Habanusantara.net– Di tengah gempuran layar sentuh dan hiburan serba digital, Dinas Perpustakaan dan Kearsipan Aceh (DPKA) hadir dengan pendekatan yang nyaris klasik namun terasa segar: membawa buku langsung ke halaman sekolah.
Lewat program “Pustaka Keliling Goes to School”, DPKA memilih untuk melawan arus dengan cara yang bersahaja—mengajak anak-anak kembali jatuh cinta pada dunia membaca lewat tumpukan buku, bukan notifikasi.
Sabtu pagi, 26 April 2025, halaman SD Negeri 66 Kota Banda Aceh mendadak ramai. Bukan karena ada bazar atau pentas seni, tapi karena sebuah truk berwarna cerah berhenti di tengah lapangan sekolah. Truk itu bukan sembarang truk.
Ia adalah ‘perpustakaan berjalan’ milik DPKA yang membawa puluhan hingga ratusan buku—dari cerita rakyat, ensiklopedia mini, hingga novel anak dan buku bergambar. Ketika pintunya dibuka, murid-murid langsung menyerbu dengan antusias yang lebih mirip suasana antre wahana bermain ketimbang kunjungan perpustakaan.
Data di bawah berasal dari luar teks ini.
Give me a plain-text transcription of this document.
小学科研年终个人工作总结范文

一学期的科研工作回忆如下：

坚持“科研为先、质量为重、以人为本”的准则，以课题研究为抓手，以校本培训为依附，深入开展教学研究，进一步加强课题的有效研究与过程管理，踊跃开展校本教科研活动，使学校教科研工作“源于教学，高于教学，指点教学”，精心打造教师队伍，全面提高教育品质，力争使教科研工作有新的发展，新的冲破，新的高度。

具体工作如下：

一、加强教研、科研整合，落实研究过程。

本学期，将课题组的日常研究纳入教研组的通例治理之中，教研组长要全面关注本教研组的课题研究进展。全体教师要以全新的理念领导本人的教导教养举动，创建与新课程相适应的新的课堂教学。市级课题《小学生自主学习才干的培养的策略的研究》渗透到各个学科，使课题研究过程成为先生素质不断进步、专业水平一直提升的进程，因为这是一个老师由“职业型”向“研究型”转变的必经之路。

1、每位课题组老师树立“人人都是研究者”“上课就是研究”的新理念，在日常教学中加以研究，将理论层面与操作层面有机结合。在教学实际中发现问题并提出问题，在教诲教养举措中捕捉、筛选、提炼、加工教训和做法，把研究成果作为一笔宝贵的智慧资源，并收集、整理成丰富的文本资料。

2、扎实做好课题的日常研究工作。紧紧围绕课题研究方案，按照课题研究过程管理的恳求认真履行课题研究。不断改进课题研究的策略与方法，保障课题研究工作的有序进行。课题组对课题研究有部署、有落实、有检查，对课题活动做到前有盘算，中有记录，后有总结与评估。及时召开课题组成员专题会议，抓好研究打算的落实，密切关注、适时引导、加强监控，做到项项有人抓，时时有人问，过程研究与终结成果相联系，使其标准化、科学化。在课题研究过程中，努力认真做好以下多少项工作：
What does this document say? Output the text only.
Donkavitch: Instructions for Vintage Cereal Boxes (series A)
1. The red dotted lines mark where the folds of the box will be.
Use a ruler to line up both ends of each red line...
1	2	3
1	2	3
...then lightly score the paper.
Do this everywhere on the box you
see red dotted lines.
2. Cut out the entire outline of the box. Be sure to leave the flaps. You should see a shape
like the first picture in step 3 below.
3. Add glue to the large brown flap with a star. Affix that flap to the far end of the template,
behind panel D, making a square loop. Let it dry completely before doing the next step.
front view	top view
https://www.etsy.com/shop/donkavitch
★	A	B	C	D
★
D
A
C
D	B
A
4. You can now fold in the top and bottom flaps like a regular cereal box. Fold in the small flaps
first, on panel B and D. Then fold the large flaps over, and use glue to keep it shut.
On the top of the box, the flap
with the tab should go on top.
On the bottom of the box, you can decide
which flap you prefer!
“Begitu kami buka pintu truk, anak-anak langsung menyerbu, memilih buku-buku kesukaan mereka. Antusiasme mereka luar biasa,” tutur Ikhsan Pratama, Kepala Bidang Program dan Humas DPKA.
Ia mengatakan itu sambil tersenyum lebar, matanya masih berbinar seperti orang yang baru saja menyaksikan keajaiban kecil.
Menurut Ikhsan, program ini lahir dari keprihatinan sekaligus optimisme. Keprihatinan karena minat baca anak-anak seringkali dikerdilkan oleh keterbatasan koleksi perpustakaan sekolah, dan optimisme karena ternyata anak-anak Aceh—seperti di SDN 66 itu—masih menyimpan rasa ingin tahu yang besar terhadap bacaan baru.
“Kami tahu perpustakaan sekolah punya bahan bacaan, tapi anak-anak zaman sekarang haus eksplorasi. Mereka ingin sesuatu yang berbeda, yang segar, yang membuat mereka terus penasaran,” ungkapnya.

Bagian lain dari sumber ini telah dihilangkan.